Sechs: There's nothing wrong with going nowhere slowly but we should be going nowhere fast
"Ich projizier überhaupt gar nix, ich sublimiere", verteidigte ich mich, "wie ein jeder tut, so Geschichten erzählt."
"Der is mir wurscht, dein Vater Freud", urteilte Gabi mich ab, "jedenfalls warst du im Bus in einer Prügelei und schiebst die Schuld der Allgemeinheit zu, dass du nix dagegen unternommen hast. Feigling wie alle andern."
Den Feigling hatte ich überhört - "und", zeigefingerte Gabi mich an, "und außerdem hast du's schon wieder mit den Mädels."
"Mädels...?" grübelte ich scheinheilig mein Konzept durch.
"Na deine Azubine da im hellblonden Jogginganzug mit rosa Lippenstift oder so..."
"Mäßig gut aufgepasst!" lobte ich Gabi. "Die war aus dramaturgischen Rücksichten einfach notwendig. Ich brauchte noch einen Taktschlag im Rhythmus..."
"Dramaturgisch! Possen!! Du fängst mal wieder schwach an und lässt stark nach, Burli Burli", strubbelte sie mir in der Frisur, als ob ich eine hätte, "und tut man so Geschichten erzählen, tut man das so?"
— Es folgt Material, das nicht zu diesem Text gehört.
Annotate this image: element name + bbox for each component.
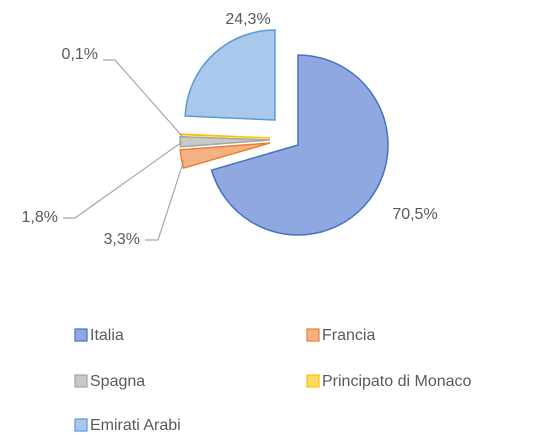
pie-slice bbox=[184, 29, 276, 121]
pie-slice bbox=[210, 54, 389, 236]
legend-label: Principato di Monaco bbox=[322, 373, 472, 390]
legend-swatch bbox=[74, 374, 88, 388]
legend-swatch bbox=[306, 374, 320, 388]
legend-label: Emirati Arabi bbox=[90, 417, 181, 434]
legend-swatch bbox=[74, 328, 88, 342]
legend-label: Italia bbox=[90, 327, 124, 344]
data-label: 3,3% bbox=[104, 231, 140, 248]
data-label: 70,5% bbox=[392, 206, 437, 223]
pie-slice bbox=[179, 135, 271, 148]
data-label: 0,1% bbox=[62, 46, 98, 63]
legend-swatch bbox=[306, 328, 320, 342]
data-label: 24,3% bbox=[225, 11, 270, 28]
legend-label: Spagna bbox=[90, 373, 145, 390]
leader-line bbox=[103, 59, 183, 137]
data-label: 1,8% bbox=[22, 209, 58, 226]
legend-swatch bbox=[74, 418, 88, 432]
leader-line bbox=[63, 141, 183, 219]
leader-line bbox=[145, 159, 185, 241]
legend-label: Francia bbox=[322, 327, 375, 344]
pie-slice bbox=[179, 142, 271, 170]
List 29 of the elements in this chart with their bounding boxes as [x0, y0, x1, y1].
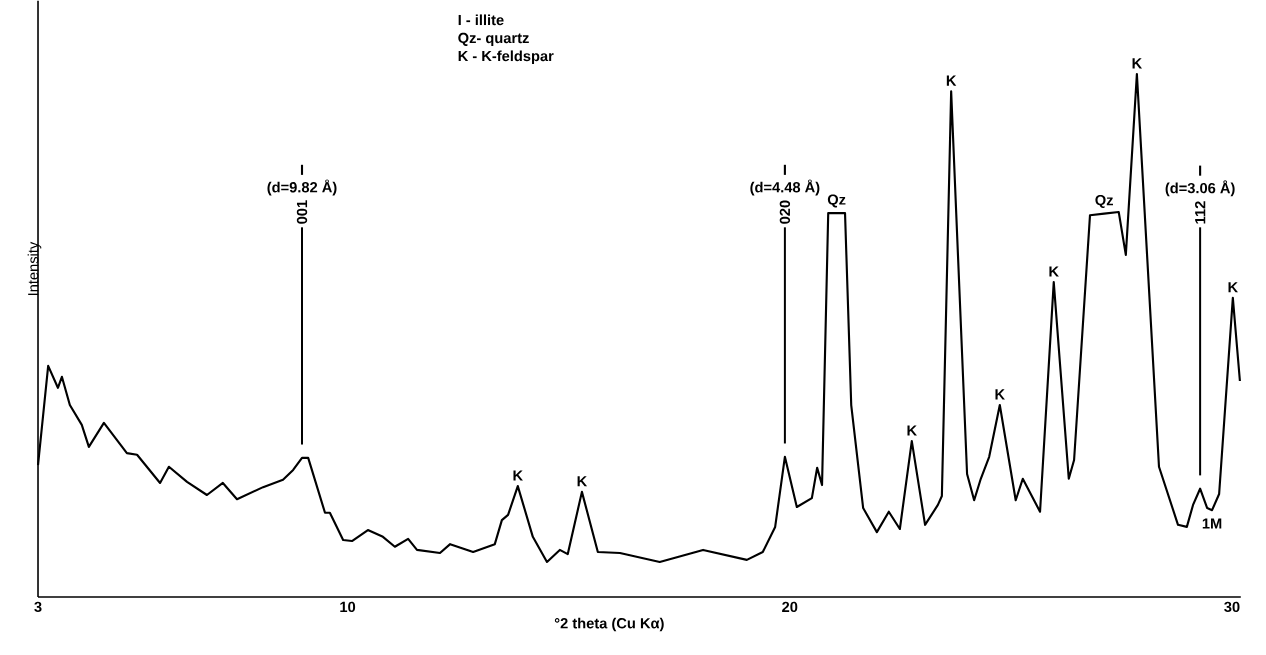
annotation: 001: [296, 200, 308, 224]
x-tick-label: 10: [340, 601, 356, 613]
annotation: 112: [1195, 201, 1206, 224]
annotation: K: [1132, 58, 1143, 69]
text: Qz- quartz: [458, 32, 529, 47]
annotation: K: [1228, 282, 1238, 293]
annotation: K: [1049, 266, 1059, 277]
x-axis-title: °2 theta (Cu Kα): [554, 617, 664, 632]
annotation: (d=4.48 Å): [750, 179, 820, 196]
x-tick-label: 3: [34, 601, 42, 613]
annotation: I: [300, 164, 304, 175]
annotation: (d=3.06 Å): [1165, 180, 1235, 197]
annotation: K: [995, 389, 1005, 400]
annotation: K: [513, 470, 523, 481]
x-tick-label: 20: [782, 601, 798, 613]
annotation: 1M: [1202, 518, 1222, 529]
annotation: Qz: [827, 194, 846, 208]
annotation: K: [946, 75, 957, 86]
text: I - illite: [458, 14, 504, 26]
annotation: Qz: [1095, 194, 1113, 209]
annotation: K: [577, 476, 588, 487]
annotation: K: [907, 425, 917, 436]
text: K - K-feldspar: [458, 50, 554, 65]
annotation: 020: [779, 200, 791, 224]
annotation: I: [1199, 165, 1202, 176]
y-axis-title: Intensity: [27, 241, 42, 296]
x-tick-label: 30: [1224, 601, 1240, 613]
annotation: I: [783, 164, 786, 175]
annotation: (d=9.82 Å): [267, 179, 337, 196]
Wusste ich nicht. Ich erzählte Geschichten immer so, wie sie sich mir auf die Leber legten. Das wollte ich Gabi auseinandersetzen, stattdessen knurrte ich nur knapp, teils wohlig vom Strubbeln. So brillant wie sie selbst in ihren weniger hellen Augenblicken argumentieren kann: Koketterie wird sie nie kapieren.
"Eben, Bursch", fuhr sie deshalb fort. "Und bei deiner ganzen Darstellung vom ach so normalen Arbeitsvolk sind mir deine Typen zuwenig dreidimensional. Deine Figuren bleiben halt immer bloß Figuren, die haben kein Leben. Das Spanferkel! Der Rote! Der Junge! Der junge Bursch! Deine Buben haben grade soviel Geschichte wie merkbare Namen! Wen sollen die interessieren?"
"Dich zet Be, wenn ich dir's schon erzähl?" überlegte ich, jetzt sogar ernsthaft, "oder gar mich?"
Sieben: Die Frauen bleiben bloßes Zubehör ohne Funktion für die Handlung
"Jaah. Dich. Weil du's erlebt hast. Hast du wahrscheinlich noch nicht mal, so wie du's erzählst. Oder mich. Toll. Sag ich doch, dass du saumäßig projizierst. Dafür fehlt mir aber der soziale Bezug. 'Mein Besinnungsaufsatz: Als ich einmal zur Arbeit fuhr' oder was. Untertitel: 'Mein schönstes Semesterferienerlebnis'! Schreib lieber mal was über die Arbeitslosigkeit, du Fabeltier."
Und dieses gönnerhafte Tätscheln konnte ich genaugenommen auf den Tod nicht leiden.
Acht
Ich seufzte und spitzte meinen dunkelgrünen Faber Castell Stärke HB unnötigerweise gleich nochmal.